* FTSEurofirst 300 up 0.9 pct, highest since 2008
* EuroSTOXX 50 also at 5-1/2 year peaks
* W.Bank lifts growth outlook for 1st time in 3 years
By Toni Vorobyova
LONDON, Jan 15 (Reuters) - European shares scaled fresh
5-1/2 year highs on Wednesday, buoyed by strong data and a
brighter outlook for the global economy, as well as by easing
regulatory concerns about euro zone banks.
Financial stocks provided the biggest boost to the
FTSEurofirst 300 index after the European Central Bank said
lenders will not be required to adjust sovereign debt portfolios
they hold to maturity to reflect current market values.
The biggest gainers, such as Societe Generale and
B P Milano, have large exposure to sovereign bonds in
The sector is already up 9.3 percent this year. It
received a boost this week when banking regulators agreed to
ease regulation of balance sheets to try to avoid crimping
financing for the world's economy.
"Euro zone banks had good news from Basel at the beginning
of the week, and it looks like regulators are lessening the
regulatory burden on the banking sector," Gerard Lane, equity
strategist at Shore Capital, said.
"That regulatory burden has been seen to be a burden on
economic recovery ... and there can be a vicious cycle. As soon
as there's a recovery, banks will be able to repair themselves."

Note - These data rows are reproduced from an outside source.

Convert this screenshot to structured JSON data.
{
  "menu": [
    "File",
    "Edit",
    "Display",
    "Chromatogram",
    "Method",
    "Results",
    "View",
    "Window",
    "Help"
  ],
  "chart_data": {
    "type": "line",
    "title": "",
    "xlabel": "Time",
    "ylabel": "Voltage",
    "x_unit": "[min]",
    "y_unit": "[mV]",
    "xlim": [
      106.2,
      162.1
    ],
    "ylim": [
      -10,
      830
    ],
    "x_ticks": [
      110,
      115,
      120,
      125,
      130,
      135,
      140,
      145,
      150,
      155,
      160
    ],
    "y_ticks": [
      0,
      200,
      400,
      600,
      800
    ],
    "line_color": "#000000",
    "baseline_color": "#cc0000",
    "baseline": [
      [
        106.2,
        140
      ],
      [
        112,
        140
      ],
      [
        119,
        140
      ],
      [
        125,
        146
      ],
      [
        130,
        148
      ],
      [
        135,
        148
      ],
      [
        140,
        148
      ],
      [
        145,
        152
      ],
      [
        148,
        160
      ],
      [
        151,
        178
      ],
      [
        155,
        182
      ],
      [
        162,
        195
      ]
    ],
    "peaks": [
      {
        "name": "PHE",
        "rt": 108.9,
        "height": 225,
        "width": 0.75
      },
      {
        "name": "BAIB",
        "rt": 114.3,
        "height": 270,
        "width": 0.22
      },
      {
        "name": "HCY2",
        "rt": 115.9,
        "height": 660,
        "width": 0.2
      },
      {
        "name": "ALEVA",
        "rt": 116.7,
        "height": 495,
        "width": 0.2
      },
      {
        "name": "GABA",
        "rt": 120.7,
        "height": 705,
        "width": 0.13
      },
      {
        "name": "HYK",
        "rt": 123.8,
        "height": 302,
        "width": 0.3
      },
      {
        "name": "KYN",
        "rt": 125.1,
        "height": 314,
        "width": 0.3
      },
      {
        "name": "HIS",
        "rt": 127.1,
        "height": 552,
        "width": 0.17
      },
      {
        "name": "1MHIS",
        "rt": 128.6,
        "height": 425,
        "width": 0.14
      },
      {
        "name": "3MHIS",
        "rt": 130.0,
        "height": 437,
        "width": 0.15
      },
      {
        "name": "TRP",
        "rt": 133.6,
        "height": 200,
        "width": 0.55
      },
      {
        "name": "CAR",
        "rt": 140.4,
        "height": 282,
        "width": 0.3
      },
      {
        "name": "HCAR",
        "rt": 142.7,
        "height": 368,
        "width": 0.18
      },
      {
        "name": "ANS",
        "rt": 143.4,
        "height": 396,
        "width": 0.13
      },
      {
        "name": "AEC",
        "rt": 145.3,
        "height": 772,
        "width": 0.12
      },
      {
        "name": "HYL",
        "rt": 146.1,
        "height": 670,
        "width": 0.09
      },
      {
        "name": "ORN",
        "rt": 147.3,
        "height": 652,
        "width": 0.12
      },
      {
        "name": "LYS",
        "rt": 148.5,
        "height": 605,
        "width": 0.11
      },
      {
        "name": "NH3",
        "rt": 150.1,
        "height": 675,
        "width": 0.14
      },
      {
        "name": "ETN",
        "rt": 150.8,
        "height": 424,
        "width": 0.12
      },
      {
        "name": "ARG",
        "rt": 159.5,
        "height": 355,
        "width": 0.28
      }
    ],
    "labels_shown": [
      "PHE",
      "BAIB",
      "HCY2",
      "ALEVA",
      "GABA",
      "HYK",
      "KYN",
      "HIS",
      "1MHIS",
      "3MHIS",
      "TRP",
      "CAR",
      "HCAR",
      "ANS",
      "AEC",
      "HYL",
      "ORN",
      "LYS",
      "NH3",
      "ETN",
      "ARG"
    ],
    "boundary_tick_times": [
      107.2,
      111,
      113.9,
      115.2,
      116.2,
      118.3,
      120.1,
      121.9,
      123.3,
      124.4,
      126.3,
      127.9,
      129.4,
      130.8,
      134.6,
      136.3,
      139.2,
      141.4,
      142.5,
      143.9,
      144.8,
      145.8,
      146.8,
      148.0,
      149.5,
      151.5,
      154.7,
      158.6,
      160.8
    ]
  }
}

The market gains were broad based, with more than two
gainers on the FTSEurofirst 300 for every faller. The overall
index was up 0.9 percent at 1,338.57 points by 1517 GMT, hitting
levels last seen in 2008.
The EuroSTOXX 50 index of euro zone blue chips rose 1.4
percent, also setting 5-1/2 year highs.
"There are a lot of factors that are on the same page to
lead the market," said Stephane Ekolo, strategist at Market
Securities. "The European equity market is a good place to be
for 2014, that's on the fact that Europe is stabilising and,
going forward, people expect it to grow. If we have growth that
should help the market. That's what we were missing - growth."
Investors are counting on an economic pick-up to filter
through to higher company earnings and extend a rally in
equities that has been mostly driven by central bank support.

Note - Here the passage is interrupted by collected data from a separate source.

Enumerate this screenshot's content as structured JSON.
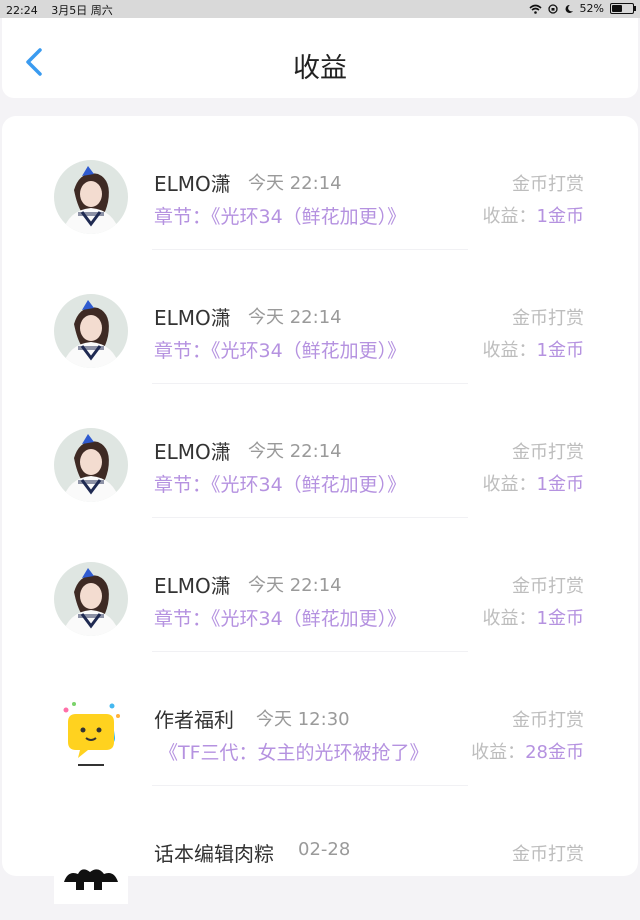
{
  "status_bar": {
    "time": "22:24",
    "date": "3月5日 周六",
    "battery": "52%",
    "battery_level": 0.52
  },
  "header": {
    "title": "收益"
  },
  "items": [
    {
      "name": "ELMO潇",
      "time": "今天 22:14",
      "chapter": "章节：《光环34（鲜花加更）》",
      "type": "金币打赏",
      "earn_label": "收益：",
      "earn_value": "1金币"
    },
    {
      "name": "ELMO潇",
      "time": "今天 22:14",
      "chapter": "章节：《光环34（鲜花加更）》",
      "type": "金币打赏",
      "earn_label": "收益：",
      "earn_value": "1金币"
    },
    {
      "name": "ELMO潇",
      "time": "今天 22:14",
      "chapter": "章节：《光环34（鲜花加更）》",
      "type": "金币打赏",
      "earn_label": "收益：",
      "earn_value": "1金币"
    },
    {
      "name": "ELMO潇",
      "time": "今天 22:14",
      "chapter": "章节：《光环34（鲜花加更）》",
      "type": "金币打赏",
      "earn_label": "收益：",
      "earn_value": "1金币"
    },
    {
      "name": "作者福利",
      "time": "今天 12:30",
      "chapter": "《TF三代：女主的光环被抢了》",
      "type": "金币打赏",
      "earn_label": "收益：",
      "earn_value": "28金币"
    },
    {
      "name": "话本编辑肉粽",
      "time": "02-28",
      "chapter": "",
      "type": "金币打赏",
      "earn_label": "",
      "earn_value": ""
    }
  ],
  "colors": {
    "accent": "#b592e0",
    "back_arrow": "#3a9bf0"
  }
}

The World Bank raised its forecast for global growth, saying
the world economy had reached a "turning point," with fiscal
austerity and policy uncertainty no longer weighing as heavily
on most richer economies.
Trade data from the euro zone, showing rising exports from
the periphery was another positive factor while factory
conditions in New York state jumped to their best level in
20-months in January, offering one of the first glimpses of
activity in the world's biggest economy this year.
Burberry offered early signs of rising consumer
demand, posting a 14 percent rise in underlying retail revenue
in the Christmas quarter. Shares in the luxury group rallied 4.8
percent, heading for their biggest one-day rise in 15 months.
Signs of improvement lifted German airline Lufthansa
, by 4.7 percent after Frankfurt airport operator
Fraport posted a rise in passengers.